Matters would only get worse.
A year later on December 13th, 2015 Jacie was stuck by an uninsured motorist. Jacie had the right of way as the other driver ran a stop sign and stuck the side of Jacie's car totaling it and leaving her without any means of transportation.
It was a car she still owed money on.
The officer was very curt with her and she remained in the car until the tow truck arrived.
When the ambulance got there, she went to speak to the paramedics and the officer drove away without giving her any proper paperwork on the accident.
The lady who hit her was given a ticket for no insurance and drove away.
Jacie had to go to the police department and fight her way up the ranks to the officer's supervisor to get a proper citation ordered and a court date. She was also told that the officer would be reprimanded.
When Jacie showed up for the court date, they were not expecting her.
When I was standing in the court room and the judge told me there was not even a record of an accident and nothing he could do to help me, I felt really small in the community. Like there was just nothing that I can do to get help or justice.
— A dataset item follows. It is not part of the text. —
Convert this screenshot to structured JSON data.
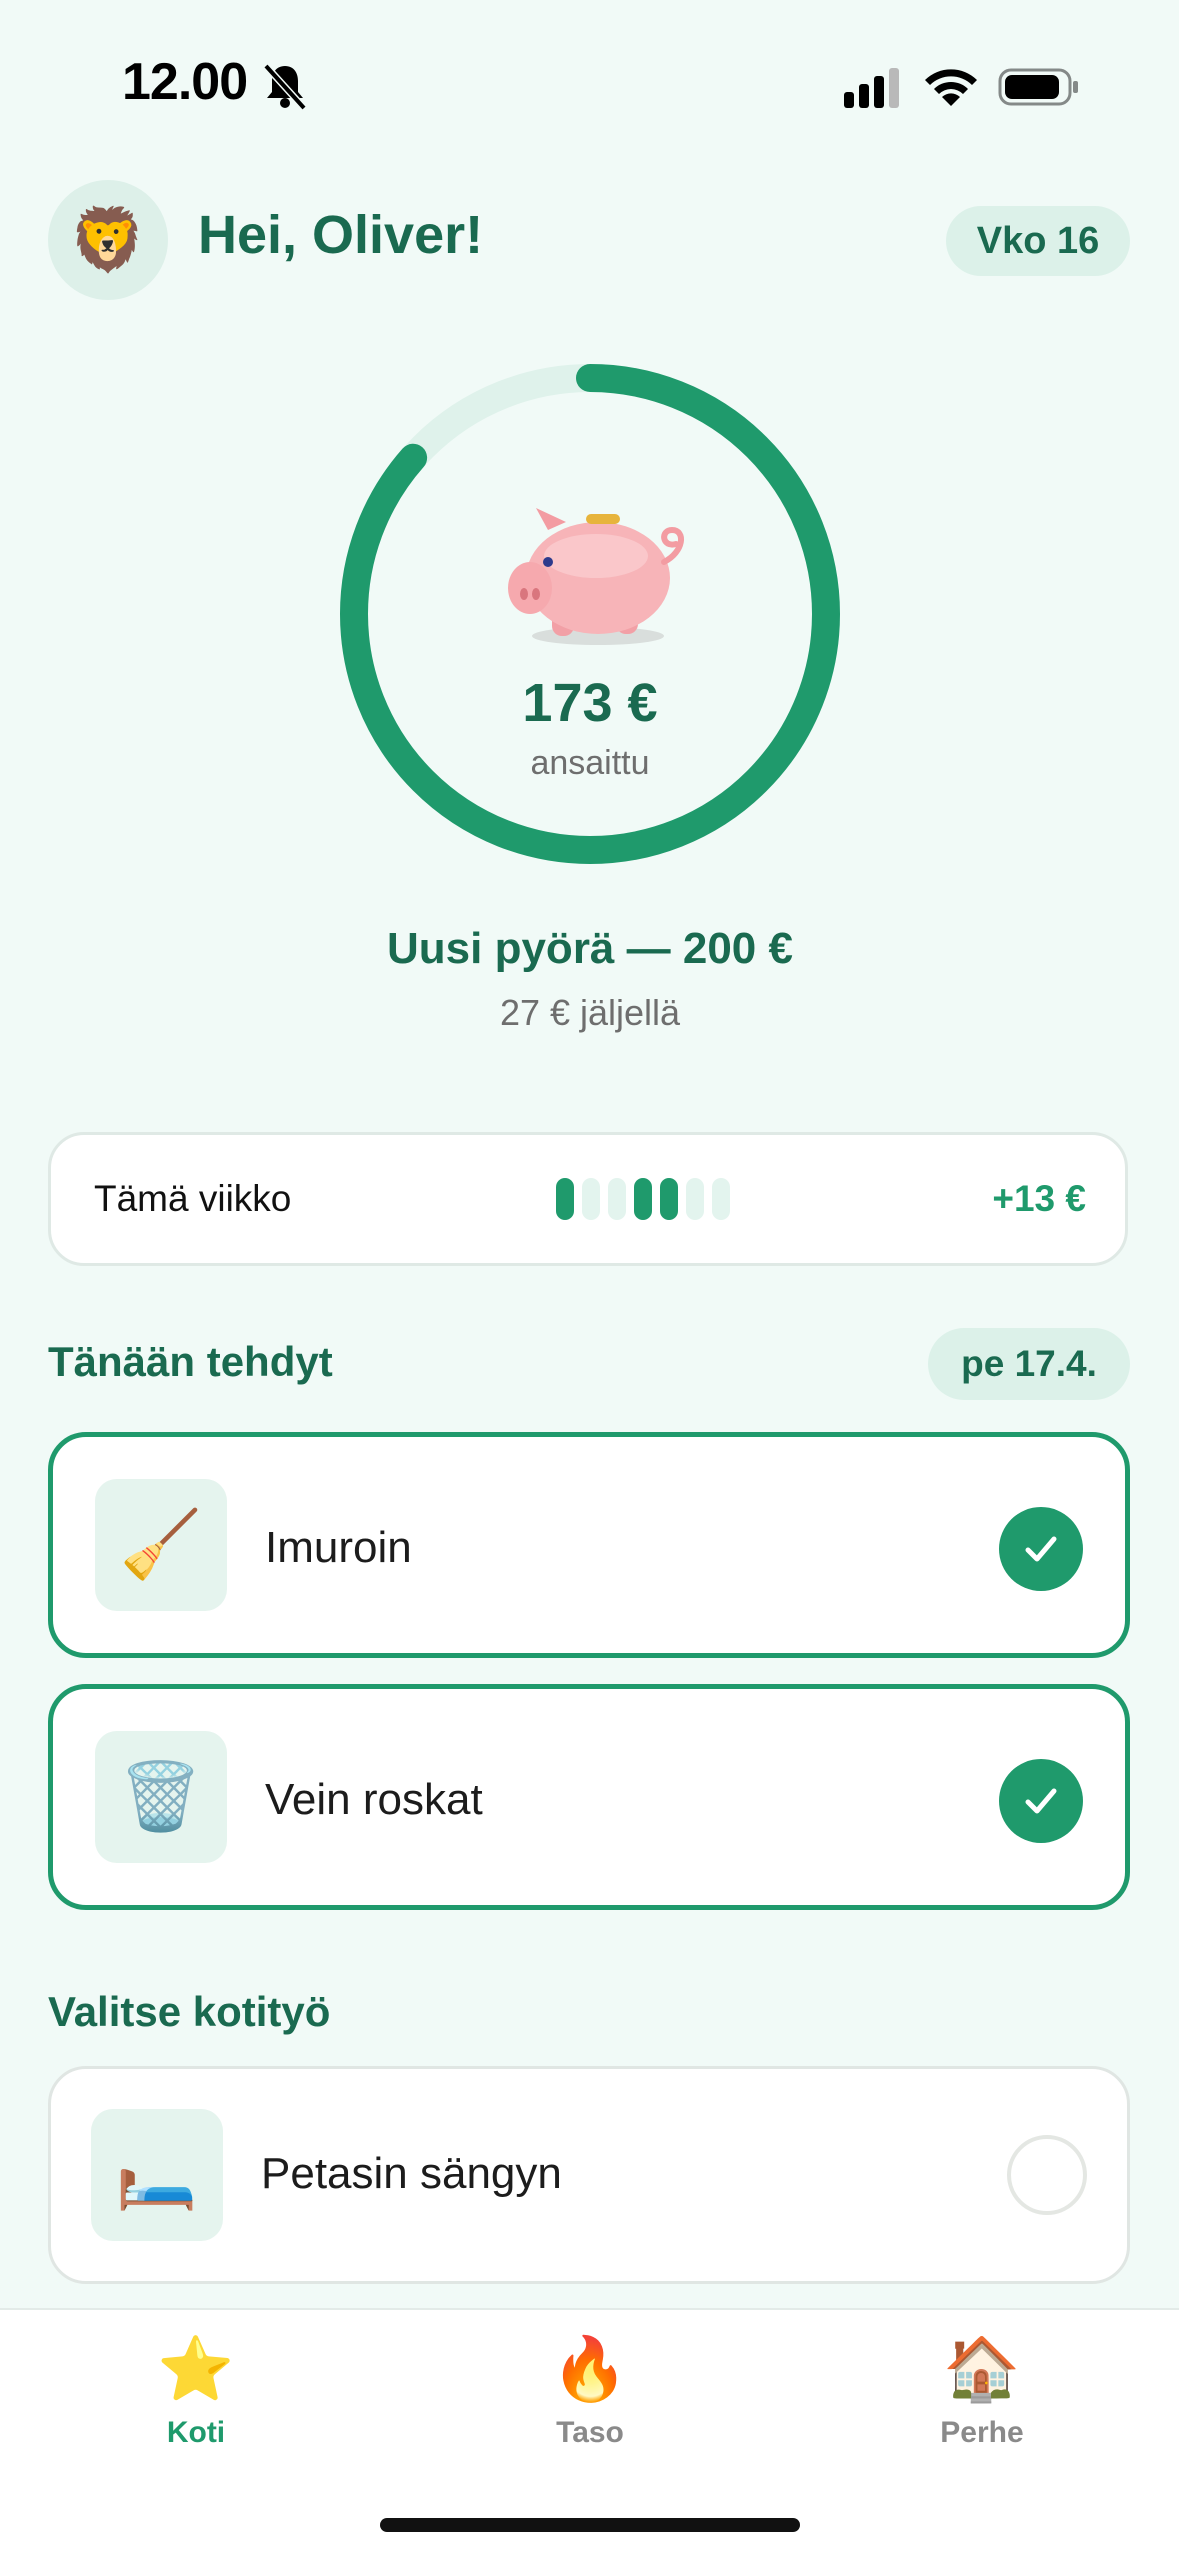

When the police department will not even do their job for you; you have a sense of fear that anybody can do anything to you and nobody will care.
Jacie and her father were not going to accept that, so they went to the police department again where they were met with by yet another officer who did not seem too happy to be speaking to them.
"The officer was agitated," Jacie began.
All of his comments were brief and aggressive. He kept repeating that he did not have to explain it. That it is just the way they sometimes choose to do things. In my particular case, they had chosen not to issue a citation to the driver. He agreed that the police report showed she was at fault and that the citation could be issued still, but persisted that they did not have to do it. He told me if I wished to hire a lawyer, I could pay out of pocket to file a suit, but that they were not going to issue her a citation. For failure to stop at a stop sign. End of discussion.
Jacie is now without a car or a job. Her face may have healed but the bills still need to be paid and the emotional scars will forever exist.
She had nowhere to turn
So Jacie reached out to people on Facebook in the following post and it was shared over 6000 times at the time of this writing:
She also has a crowdfunding campaign to help pay for her various bills and get her back to where she can function again in society, hopefully.
You see, Jacie is very lucky. It's hard to comprehend that after everything you've just read, but this is not a unique story. This is happening to transgender people all over the United States, not just the South. Instances like this, can often lead to death.
To stop the violence we all have to stand up for people like Jacie and show the world that transgender people are just that -- people.